Dr. Fouad Majeed with his Brazilian supervisor, Prof. Raul Donangelo from Universidade Federal de Rio de Janeiro.
After receiving his PhD in theoretical physics in June 2005 from Al-Nahrain University in Baghdad, Iraq, Fouad Majeed left for a three-month research visit to the Abdus Salam International Centre for Theoretical Physics (ICTP), in Trieste, Italy. This in turn led to a one-year TWAS-CNPq (Brazil's National Council of Technological and Scientific Development) Postdoctoral Fellowship at the Instituto de Fisica of the Federal University of Rio de Janeiro (UFRJ).
While he was studying in Brazil, the situation in Iraq rapidly deteriorated. And when Majeed's fellowship ended, in May 2007, escalating sectarian violence and a deadly campaign to assassinate Iraqi academics conspired to keep him abroad. Not until November 2008, when security had at last significantly improved, did he feel he could return home. "Some 250 academics have returned to Iraq so far," Majeed says. While this represents only a fraction of the estimated 6,000 who fled since the 2003 invasion, he feels "the tide has turned."
The TWAS-CNPq fellowship allowed Majeed to study "reactions with weakly bound nuclei" - an area, he explains, which has "attracted considerable interest in the past decade." Majeed and his Brazilian colleagues "worked to develop more robust theoretical models to help guide the work of researchers doing reaction experiments," which involve aiming beams of 'projectile' nuclei at a 'target' nucleus, then observing the behaviour of emitted particles - which sheds light on the properties of a nucleus.
Back in Iraq, Majeed secured a post teaching physics at Babylon University, just south of Baghdad, through an Iraqi government programme encouraging academics to return. Though teachers and students, he says, must cope with infrastructure problems - including out-of-date textbooks, an insufficiently stocked library and poor telephone and internet connectivity - "the improved security throughout the country has allowed academics to once again look towards their future."

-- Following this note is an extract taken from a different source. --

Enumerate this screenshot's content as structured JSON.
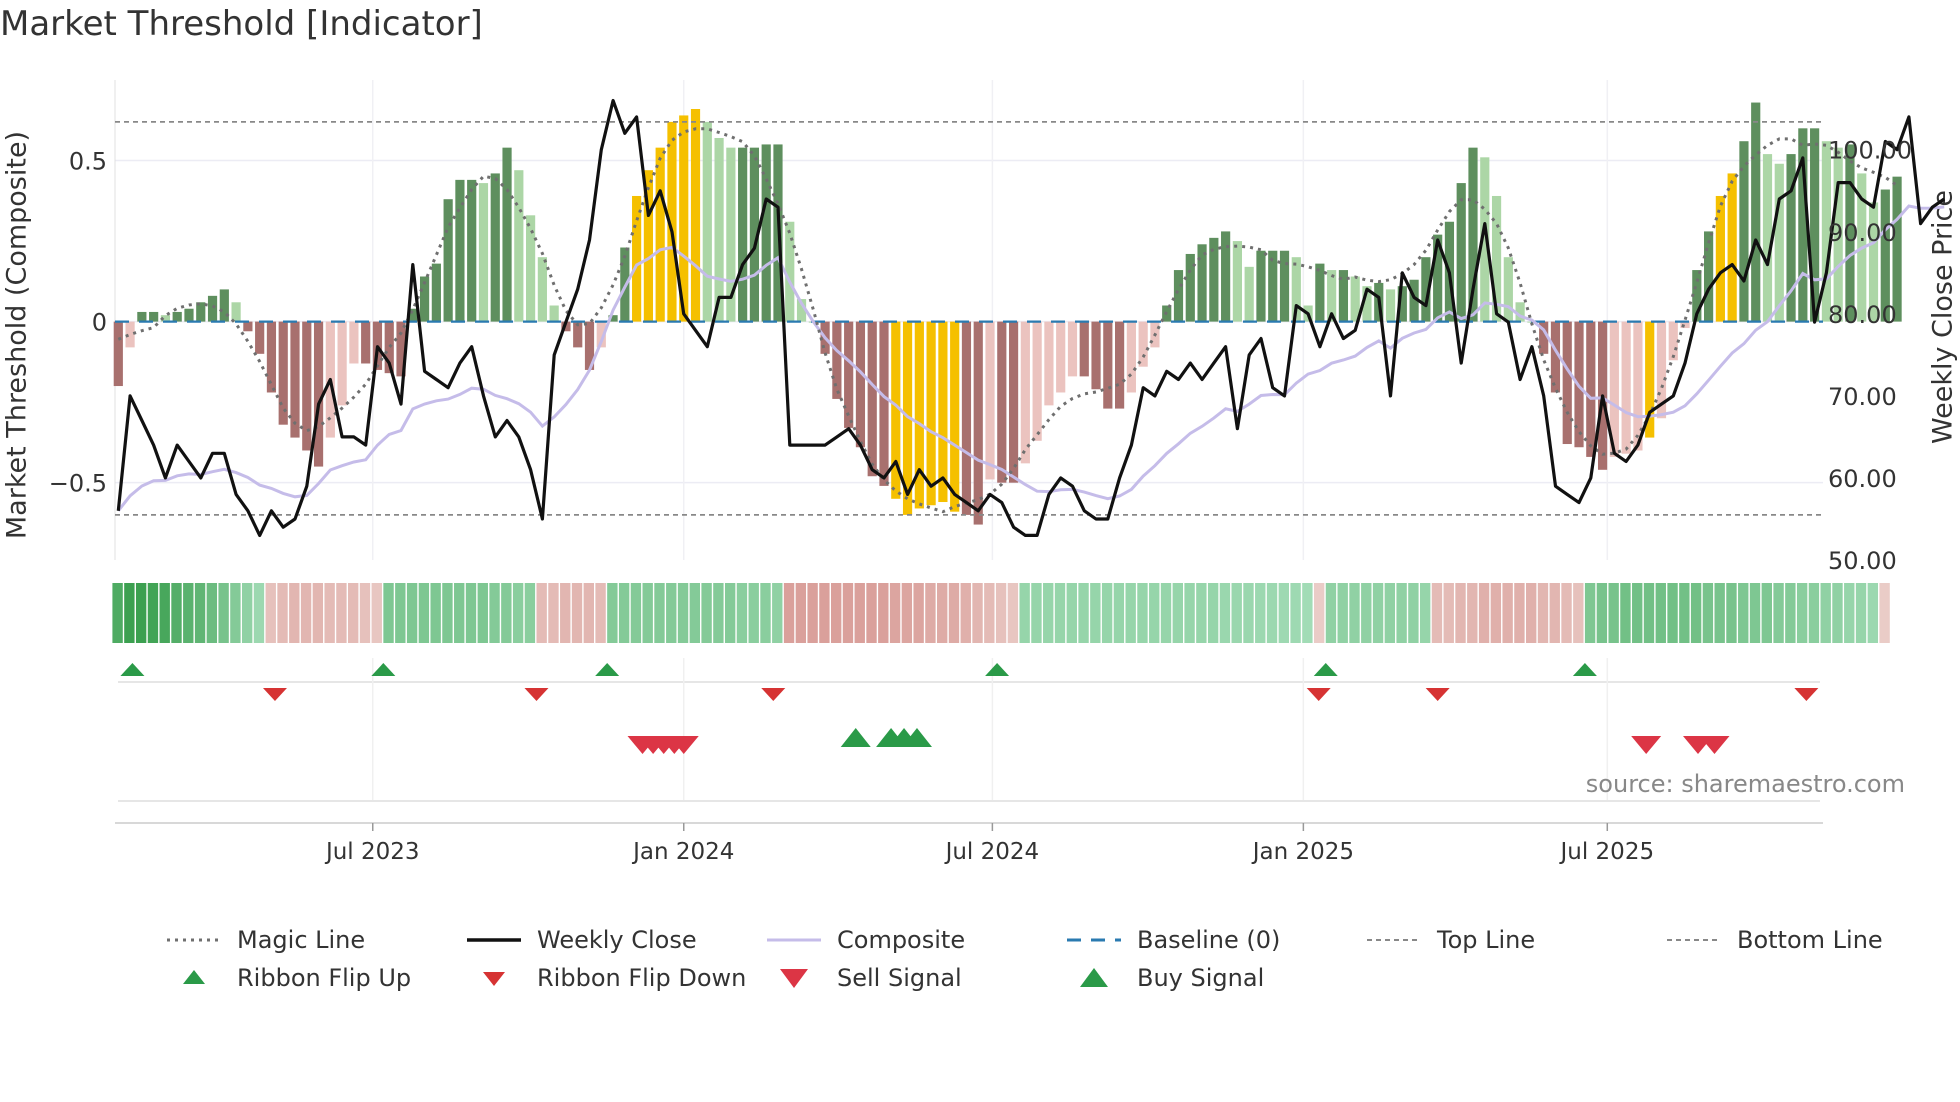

In addition to teaching his students physics, Majeed strives to make them aware of their opportunities. "They need to become more aware of the outside world," he says, "and to learn about study abroad programmes, for example." Having himself successfully completed studies abroad, Majeed is a role model for how to take advantage of such programmes. Moreover, he understands where his students are coming from and how such knowledge is hard to come by. "They are like I was before I left," he says.
"Students may earn their PhD," he continues, "but then they don't know how to find opportunities to continue their studies. When they ask me 'what is my future?', they are usually thinking about tomorrow or the day after tomorrow. They are taking a short-term view. I want them to think more long-term, to learn English, to find out about scientific opportunities abroad."
The Iraqi Ministry of Higher Education and Scientific Research has rolled out "a number of schemes to encourage postgraduate students to study abroad," Majeed notes. But he stresses that "the government will not be able to rebuild the scientific community on its own." Programmes focusing on South-South scientific exchange such as the TWAS fellowships will be crucial, he says, in "enabling young Iraqi scientists to acquire the knowledge and skills that will help them rebuild our country."